Ideas are being hurled; concepts are being tested and proven; problems are being solved in real and tangible ways. To date, the “best practices” of your IBM’s and Accenture’s have wholly dominated the realm of technology solutions. That is changing.
What we’re witnessing is a paradigm shift in how a real technology trend can materialize. Whereas in the past, the “next big thing” was introduced by your big players – Microsoft, Sun, etc., and validated by your industry watchers – Gartner, Forrester, etc., today an environment has arisen where ideas arise organically and catch fire.
Need proof? Just follow the technology news sites, rather than regurgitating press releases, they are reporting on these grass-roots trends that are materializing. Beyond the media, you’re starting to see major players that once defined spaces, now jumping on board after-the-fact.
A great example of this is the growing popularity of REST as a web services protocol. Before REST, the darling of web services was WSDL/SOAP. It was blessed by Microsoft, Sun and the standards groups after all. But the masses would have none of it. REST – more an approach than a technology – caught fire. The hundreds of millions of dollars that the big boys poured into marketing web services could not stem the tide. REST made sense and the masses adopted it.

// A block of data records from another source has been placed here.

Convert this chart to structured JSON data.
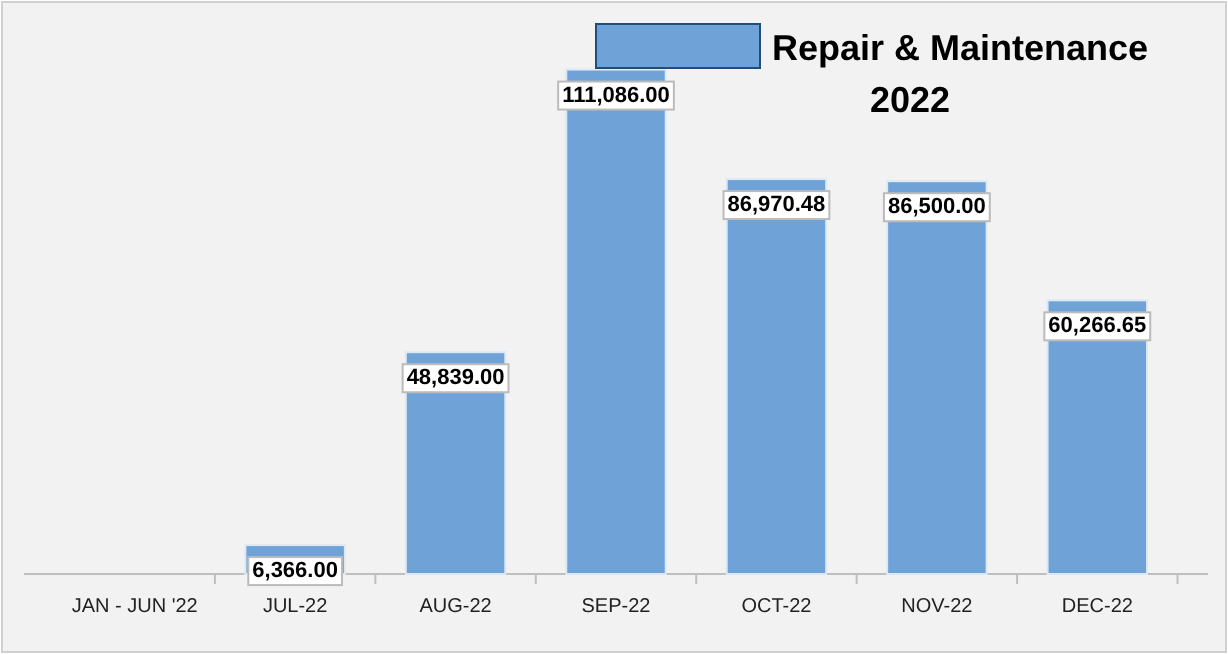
{
  "chart_data": {
    "type": "bar",
    "categories": [
      "JAN - JUN '22",
      "JUL-22",
      "AUG-22",
      "SEP-22",
      "OCT-22",
      "NOV-22",
      "DEC-22"
    ],
    "series": [
      {
        "name": "Repair & Maintenance 2022",
        "color": "#6fa3d8",
        "values": [
          null,
          6366,
          48839,
          111086,
          86970.48,
          86500,
          60266.65
        ],
        "value_labels": [
          null,
          "6,366.00",
          "48,839.00",
          "111,086.00",
          "86,970.48",
          "86,500.00",
          "60,266.65"
        ]
      }
    ],
    "ylim": [
      0,
      122000
    ],
    "tick_labels": "x",
    "legend": "top right",
    "grid": false
  }
}
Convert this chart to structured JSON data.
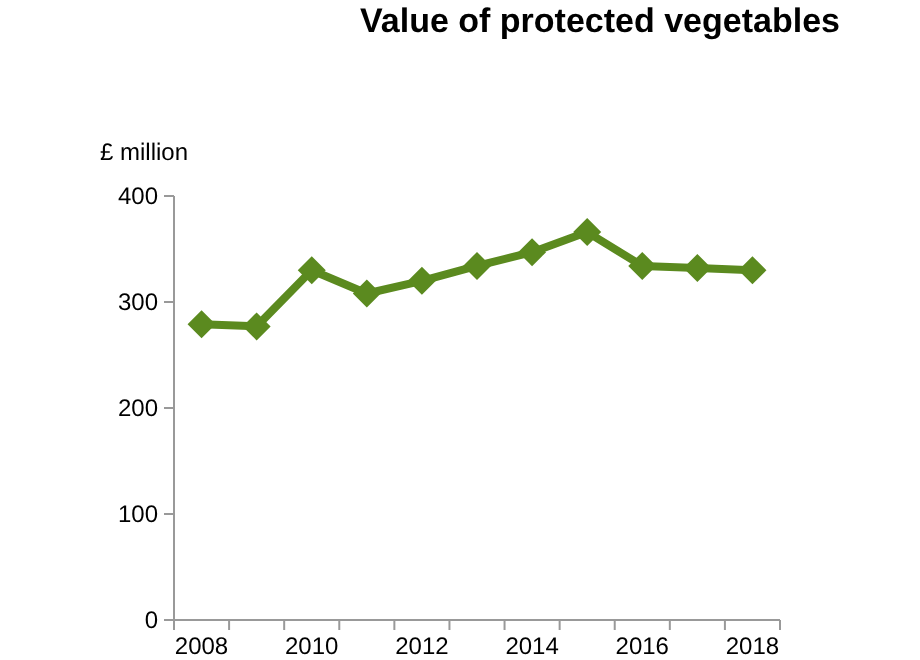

What’s worth nothing is the nature of these trends. They’re hardly strictly-defined technologies backed by long-winded specifications. Instead, they often encompass a broadly defined approach. REST is one example. Ajax is another. There are no ten month reviews at the W3C. No “working drafts.” And above all else, nobody needs to wait for a big player like Microsoft to implement anything.
In reality, these ideas hardly permeate the Enterprise because (a) most people are caught up in helping run an Enterprise and are out of touch and (b) most managers are averse to trying out some idea that showed up on a blog rather than simply buying something that is backed by some sort of “Gold Standard” technical support.
Regardless, it is fascinating to watch. It is, in effect, capitalism applied to a free market of ideas. Some win, some lose but the nature of the market dictates what gets elevated. The result are solutions that are purer than those tainted by a corporate stamp. There is order in the chaos after all.